NATO agrees to a third operation in the Balkans
| PARIS
Twice in the past six years NATO has sent Western troops into the former Yugoslavia on open-ended missions to restore peace between ethnic factions.
And as NATO leaders agreed yesterday to dispatch a third Balkan mission - to disarm ethnic Albanian rebels in Macedonia - many observers doubted whether the 30-day deployment would be enough to defuse the volatile situation that is threatening to descend into all-out war.
"There is a big mismatch between what needs to be done and the resources NATO has set aside to do it," says Nadege Ragaru, a Balkans expert with the Paris-based Institute for International and Strategic Relations. "The deployment is not realistic."
NATO hopes that this time, by acting speedily, it can limit its engagement in Macedonia. Whereas in Bosnia, Western forces intervened only after years of inter-ethnic fighting, and in Kosovo they actually took part in the conflict, the Macedonian operation is designed to forestall a war.
On the face of it, Operation Essential Harvest is a simple mission. A 3,500-man task force, made up largely of British, French, and Czech troops, will spend a month collecting the weapons that the ethnic Albanian National Liberation Army (NLA) willingly gives up.
NLA leader Ali Ahmeti has pledged that his men will disarm, as part of a deal between ethnic Macedonian and ethnic Albanian political leaders last week - brokered by US and European mediators - that gives the Albanian minority greater political and social rights.
But in the current atmosphere of ethnic mistrust, nobody expects the NLA to give up all its weapons, and arguments have already started over how many guns the rebels possess and how many they should hand over.
Rebel leaders say their men have around 2,500 small arms. The Macedonian Interior Ministry said yesterday the figure was closer to 60,000.
In reality, suggests Nicholas Whyte, a Balkans analyst with the Brussels-based Centre for European Policy Studies, "disarmament is of purely symbolic importance - it just indicates the guerrillas' willingness to take the political process seriously."
If the rebels do start handing over their guns when NATO troops are fully deployed - probably within the next week or so - pressure will be on the Macedonian government to keep its side of the peace agreement.
The Macedonian parliament must ratify the accord within 45 days. The deal is widely unpopular among ethnic Macedonians as a Western-imposed capitulation to ethnic-Albanian demands, and several key figures in the government are openly opposed to it.
"A lot depends on how seriously the government sells the agreement to the people," says Mr. Whyte. "If it is not prepared to do that, there is a real question about how far the whole deal can be taken."
But even if all goes as well as can be expected - with the rebels handing over large numbers of weapons, parliament approving the accord, and neither side indulging in violence - the problem will not be over in the next few weeks.
For one thing, it will take months, if not years, for aspects of the peace treaty - such as an enormous increase in the number of ethnic-Albanian policemen - to be implemented. That implementation will require international oversight, which means an international presence of some kind. "And in the Balkans, the only kind of international presence that carries any weight is a military presence," argues Ms. Ragaru.

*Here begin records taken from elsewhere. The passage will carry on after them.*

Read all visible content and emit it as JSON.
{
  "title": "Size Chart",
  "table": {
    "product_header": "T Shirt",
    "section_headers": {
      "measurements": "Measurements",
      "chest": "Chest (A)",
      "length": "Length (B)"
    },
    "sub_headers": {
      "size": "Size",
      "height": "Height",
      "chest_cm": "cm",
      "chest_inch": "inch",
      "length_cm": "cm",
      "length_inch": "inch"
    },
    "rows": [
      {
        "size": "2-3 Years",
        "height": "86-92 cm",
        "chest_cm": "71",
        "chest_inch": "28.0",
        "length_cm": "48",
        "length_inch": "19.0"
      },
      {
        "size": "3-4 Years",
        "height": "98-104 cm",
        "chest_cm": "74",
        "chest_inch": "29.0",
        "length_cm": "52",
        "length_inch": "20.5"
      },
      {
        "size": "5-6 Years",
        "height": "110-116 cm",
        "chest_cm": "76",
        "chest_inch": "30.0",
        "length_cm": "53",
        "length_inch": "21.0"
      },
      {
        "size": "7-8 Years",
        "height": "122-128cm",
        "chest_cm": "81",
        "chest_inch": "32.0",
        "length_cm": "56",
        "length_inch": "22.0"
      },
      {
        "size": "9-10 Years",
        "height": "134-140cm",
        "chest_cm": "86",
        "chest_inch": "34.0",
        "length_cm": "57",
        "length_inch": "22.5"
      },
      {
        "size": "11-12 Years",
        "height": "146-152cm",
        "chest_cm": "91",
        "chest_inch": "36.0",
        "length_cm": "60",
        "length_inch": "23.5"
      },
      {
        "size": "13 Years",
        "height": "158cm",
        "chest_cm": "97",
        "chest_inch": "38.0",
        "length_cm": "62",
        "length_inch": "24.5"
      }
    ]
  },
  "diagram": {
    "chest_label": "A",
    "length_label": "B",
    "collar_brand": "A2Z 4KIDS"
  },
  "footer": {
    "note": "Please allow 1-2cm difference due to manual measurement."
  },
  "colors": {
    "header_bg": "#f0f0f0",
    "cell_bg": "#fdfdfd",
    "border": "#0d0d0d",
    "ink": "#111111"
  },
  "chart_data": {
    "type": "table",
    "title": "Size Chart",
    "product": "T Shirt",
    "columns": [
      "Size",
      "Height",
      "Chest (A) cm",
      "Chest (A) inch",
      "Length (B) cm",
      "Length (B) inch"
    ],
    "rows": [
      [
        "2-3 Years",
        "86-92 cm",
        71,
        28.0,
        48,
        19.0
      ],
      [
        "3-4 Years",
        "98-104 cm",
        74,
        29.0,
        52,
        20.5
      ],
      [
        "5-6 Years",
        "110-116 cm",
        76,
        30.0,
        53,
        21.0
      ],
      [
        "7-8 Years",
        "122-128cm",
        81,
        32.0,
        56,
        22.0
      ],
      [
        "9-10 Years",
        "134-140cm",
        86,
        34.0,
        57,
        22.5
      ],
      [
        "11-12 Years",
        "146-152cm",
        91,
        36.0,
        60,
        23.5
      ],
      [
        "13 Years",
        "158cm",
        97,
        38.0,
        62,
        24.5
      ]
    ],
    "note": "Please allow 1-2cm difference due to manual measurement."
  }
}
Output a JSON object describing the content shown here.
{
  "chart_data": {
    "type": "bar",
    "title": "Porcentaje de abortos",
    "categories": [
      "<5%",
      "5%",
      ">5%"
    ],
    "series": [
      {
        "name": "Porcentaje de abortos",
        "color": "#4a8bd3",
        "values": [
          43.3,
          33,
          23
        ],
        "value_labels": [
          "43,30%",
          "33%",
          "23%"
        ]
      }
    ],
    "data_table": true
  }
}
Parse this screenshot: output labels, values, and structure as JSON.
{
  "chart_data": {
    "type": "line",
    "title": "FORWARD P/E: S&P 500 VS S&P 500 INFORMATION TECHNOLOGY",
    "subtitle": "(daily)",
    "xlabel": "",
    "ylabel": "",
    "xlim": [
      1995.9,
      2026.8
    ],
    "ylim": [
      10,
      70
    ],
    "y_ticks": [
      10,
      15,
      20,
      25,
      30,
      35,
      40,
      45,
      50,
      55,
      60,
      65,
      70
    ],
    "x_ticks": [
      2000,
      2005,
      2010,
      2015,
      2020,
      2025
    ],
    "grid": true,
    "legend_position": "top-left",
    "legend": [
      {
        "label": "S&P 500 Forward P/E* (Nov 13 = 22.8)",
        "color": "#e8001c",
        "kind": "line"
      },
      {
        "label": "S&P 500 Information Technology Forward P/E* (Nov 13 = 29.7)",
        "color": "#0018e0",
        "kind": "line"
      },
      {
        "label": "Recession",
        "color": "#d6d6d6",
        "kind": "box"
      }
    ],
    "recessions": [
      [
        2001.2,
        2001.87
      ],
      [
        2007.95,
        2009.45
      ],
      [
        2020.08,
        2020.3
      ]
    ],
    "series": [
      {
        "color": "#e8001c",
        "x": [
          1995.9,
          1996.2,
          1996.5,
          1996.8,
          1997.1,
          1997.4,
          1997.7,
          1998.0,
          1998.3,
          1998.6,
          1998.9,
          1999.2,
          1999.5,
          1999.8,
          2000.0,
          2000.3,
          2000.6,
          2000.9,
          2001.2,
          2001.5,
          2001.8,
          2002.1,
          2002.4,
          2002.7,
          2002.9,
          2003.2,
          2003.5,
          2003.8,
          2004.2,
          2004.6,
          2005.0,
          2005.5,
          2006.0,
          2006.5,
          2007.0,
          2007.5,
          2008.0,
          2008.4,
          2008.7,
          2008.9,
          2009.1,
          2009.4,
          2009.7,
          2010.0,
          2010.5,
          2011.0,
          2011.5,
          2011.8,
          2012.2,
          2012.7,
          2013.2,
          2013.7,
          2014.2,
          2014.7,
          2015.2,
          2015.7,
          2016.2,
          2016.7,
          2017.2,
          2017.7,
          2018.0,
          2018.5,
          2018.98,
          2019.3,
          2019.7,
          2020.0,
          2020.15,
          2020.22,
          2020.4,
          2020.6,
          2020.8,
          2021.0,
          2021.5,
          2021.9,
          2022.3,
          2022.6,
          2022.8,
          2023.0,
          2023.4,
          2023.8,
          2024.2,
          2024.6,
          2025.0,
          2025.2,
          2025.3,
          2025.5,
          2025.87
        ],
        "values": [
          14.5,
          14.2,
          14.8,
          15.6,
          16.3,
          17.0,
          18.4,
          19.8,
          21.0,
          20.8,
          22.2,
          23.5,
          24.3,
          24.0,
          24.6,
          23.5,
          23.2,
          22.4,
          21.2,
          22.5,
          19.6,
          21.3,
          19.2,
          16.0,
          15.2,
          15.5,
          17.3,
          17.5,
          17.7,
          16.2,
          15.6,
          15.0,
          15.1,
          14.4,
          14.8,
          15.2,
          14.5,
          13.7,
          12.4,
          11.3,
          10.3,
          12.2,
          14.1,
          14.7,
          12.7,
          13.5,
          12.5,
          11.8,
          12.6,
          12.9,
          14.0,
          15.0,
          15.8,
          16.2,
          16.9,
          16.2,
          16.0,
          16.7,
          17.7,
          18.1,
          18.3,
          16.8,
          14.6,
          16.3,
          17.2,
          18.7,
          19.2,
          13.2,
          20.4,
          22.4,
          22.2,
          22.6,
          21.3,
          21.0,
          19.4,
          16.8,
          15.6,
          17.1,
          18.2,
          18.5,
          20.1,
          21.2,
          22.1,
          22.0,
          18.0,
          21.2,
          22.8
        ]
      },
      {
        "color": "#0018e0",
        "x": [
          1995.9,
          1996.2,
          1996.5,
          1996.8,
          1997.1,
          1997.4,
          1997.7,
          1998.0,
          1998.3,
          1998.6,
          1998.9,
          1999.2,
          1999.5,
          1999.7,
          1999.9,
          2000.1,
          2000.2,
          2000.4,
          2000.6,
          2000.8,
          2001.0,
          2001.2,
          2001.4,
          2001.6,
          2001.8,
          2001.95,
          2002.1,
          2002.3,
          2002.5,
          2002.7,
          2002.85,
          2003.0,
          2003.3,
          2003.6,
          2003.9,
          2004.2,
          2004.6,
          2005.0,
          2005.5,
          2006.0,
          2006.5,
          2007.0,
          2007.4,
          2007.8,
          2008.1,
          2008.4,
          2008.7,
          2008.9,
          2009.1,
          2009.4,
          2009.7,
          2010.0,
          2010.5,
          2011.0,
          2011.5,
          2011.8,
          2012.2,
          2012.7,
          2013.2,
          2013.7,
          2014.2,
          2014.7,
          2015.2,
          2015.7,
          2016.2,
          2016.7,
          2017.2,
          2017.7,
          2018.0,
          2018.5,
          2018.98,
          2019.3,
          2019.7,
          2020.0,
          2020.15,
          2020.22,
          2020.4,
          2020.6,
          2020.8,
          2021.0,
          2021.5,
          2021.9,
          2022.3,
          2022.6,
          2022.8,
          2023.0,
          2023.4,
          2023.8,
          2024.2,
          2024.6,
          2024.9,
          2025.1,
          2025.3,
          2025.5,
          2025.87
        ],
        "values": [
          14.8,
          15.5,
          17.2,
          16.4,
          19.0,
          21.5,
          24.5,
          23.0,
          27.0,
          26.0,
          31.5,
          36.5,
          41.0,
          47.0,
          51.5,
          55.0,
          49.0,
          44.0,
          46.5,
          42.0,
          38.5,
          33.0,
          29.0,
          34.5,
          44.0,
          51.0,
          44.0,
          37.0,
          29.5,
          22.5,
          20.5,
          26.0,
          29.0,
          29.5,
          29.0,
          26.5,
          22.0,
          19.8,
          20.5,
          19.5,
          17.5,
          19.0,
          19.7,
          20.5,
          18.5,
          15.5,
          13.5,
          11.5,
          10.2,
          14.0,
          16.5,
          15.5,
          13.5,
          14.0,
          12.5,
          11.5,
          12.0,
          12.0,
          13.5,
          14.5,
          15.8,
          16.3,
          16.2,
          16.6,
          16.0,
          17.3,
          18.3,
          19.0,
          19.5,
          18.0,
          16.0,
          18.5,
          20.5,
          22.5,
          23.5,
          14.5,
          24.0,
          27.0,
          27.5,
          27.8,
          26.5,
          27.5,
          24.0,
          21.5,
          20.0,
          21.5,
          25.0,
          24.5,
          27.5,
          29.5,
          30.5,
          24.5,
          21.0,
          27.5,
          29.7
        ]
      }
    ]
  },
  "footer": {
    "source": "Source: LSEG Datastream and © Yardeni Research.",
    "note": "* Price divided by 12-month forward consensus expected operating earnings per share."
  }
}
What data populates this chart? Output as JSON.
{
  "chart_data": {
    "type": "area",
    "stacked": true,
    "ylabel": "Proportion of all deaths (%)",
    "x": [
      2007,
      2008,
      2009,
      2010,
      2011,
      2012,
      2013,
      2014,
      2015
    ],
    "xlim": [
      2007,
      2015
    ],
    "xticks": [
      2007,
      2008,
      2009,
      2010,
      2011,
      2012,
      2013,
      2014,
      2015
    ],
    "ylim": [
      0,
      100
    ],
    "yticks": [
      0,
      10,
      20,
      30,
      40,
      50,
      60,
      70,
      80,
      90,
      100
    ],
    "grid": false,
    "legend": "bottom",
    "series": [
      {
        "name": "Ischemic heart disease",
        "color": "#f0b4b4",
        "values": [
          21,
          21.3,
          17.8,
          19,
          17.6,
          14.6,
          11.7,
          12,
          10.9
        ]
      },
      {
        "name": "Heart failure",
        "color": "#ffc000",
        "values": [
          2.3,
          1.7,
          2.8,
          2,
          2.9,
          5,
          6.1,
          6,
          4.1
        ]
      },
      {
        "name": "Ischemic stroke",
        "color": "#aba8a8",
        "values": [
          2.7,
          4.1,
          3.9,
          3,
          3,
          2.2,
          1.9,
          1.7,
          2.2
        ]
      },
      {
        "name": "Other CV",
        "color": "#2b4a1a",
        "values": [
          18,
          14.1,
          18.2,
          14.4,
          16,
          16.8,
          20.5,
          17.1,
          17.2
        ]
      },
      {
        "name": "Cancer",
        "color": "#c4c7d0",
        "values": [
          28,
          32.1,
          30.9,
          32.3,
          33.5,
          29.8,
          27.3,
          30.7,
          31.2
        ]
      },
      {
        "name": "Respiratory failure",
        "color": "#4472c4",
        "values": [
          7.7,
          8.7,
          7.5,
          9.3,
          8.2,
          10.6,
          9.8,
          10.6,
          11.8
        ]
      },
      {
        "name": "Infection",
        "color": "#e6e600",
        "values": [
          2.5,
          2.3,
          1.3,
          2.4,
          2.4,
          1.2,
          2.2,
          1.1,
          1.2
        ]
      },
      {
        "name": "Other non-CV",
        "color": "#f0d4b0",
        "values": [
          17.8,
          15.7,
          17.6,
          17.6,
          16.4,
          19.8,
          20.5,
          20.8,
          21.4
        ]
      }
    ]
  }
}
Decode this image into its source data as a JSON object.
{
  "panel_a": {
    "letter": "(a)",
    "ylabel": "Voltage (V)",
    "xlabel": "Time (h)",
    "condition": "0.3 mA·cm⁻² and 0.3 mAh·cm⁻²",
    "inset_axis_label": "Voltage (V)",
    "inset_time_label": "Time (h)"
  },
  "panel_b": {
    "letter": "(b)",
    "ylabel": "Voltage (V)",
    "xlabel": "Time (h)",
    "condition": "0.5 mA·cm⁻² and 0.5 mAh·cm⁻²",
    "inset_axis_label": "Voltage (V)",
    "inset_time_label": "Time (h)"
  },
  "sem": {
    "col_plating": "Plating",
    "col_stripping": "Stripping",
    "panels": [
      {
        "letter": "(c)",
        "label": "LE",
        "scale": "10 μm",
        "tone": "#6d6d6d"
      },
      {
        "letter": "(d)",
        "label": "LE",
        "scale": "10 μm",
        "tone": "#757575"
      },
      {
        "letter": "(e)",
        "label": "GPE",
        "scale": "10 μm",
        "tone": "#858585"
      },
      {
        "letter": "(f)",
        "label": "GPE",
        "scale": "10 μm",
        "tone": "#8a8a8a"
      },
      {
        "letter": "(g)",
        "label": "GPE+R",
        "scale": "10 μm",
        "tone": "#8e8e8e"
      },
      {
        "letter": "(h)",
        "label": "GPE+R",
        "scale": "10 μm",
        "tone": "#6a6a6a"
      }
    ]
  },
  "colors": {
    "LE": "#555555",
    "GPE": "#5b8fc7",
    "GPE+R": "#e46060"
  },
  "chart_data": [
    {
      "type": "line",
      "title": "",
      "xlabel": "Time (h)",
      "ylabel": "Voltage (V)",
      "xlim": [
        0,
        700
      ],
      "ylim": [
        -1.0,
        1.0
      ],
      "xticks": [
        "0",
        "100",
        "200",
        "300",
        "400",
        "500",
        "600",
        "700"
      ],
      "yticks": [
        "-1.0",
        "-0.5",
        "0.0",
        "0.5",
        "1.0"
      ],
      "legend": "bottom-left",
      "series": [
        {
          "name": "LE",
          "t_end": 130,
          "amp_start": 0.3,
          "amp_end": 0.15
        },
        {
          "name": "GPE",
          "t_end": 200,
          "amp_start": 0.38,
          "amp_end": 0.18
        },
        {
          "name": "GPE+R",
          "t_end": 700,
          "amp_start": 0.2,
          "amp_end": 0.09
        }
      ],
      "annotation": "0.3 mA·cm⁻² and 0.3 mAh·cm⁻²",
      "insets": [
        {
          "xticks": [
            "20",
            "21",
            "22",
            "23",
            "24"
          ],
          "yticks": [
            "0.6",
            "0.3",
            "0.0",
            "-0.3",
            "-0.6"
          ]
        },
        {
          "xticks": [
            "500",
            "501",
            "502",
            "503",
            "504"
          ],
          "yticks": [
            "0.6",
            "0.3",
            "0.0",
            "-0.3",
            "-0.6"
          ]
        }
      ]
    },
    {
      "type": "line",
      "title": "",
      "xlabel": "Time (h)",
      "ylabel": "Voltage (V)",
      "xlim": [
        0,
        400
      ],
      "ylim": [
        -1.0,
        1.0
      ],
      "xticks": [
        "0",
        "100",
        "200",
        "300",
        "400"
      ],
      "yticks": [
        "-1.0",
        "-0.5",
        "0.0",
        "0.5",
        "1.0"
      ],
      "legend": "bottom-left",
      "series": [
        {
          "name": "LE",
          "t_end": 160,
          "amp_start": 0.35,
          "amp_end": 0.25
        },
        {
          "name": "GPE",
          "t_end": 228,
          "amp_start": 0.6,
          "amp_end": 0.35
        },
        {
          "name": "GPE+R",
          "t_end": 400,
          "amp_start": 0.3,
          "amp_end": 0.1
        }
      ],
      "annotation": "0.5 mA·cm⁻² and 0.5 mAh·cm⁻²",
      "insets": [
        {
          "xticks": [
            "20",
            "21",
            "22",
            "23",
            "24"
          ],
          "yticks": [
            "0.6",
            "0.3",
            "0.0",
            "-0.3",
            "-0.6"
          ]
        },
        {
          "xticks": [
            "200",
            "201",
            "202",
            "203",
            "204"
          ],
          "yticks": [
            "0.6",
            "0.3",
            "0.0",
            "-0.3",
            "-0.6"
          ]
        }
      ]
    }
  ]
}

The International Crisis Group, an influential think tank led by former Australian Foreign Minister Gareth Evans, has reached a similar conclusion. "It is difficult to see how each side will gain enough confidence in the other's good faith if NATO stays only 30 days," a recent report concluded.
"The situation is a bit more relaxed now, because, with NATO coming, the conflict has lost some of its energy," says Saso Ordonoski, a Macedonian political analyst in Skopje. "But we are not even close to solving Macedonia's real problems yet."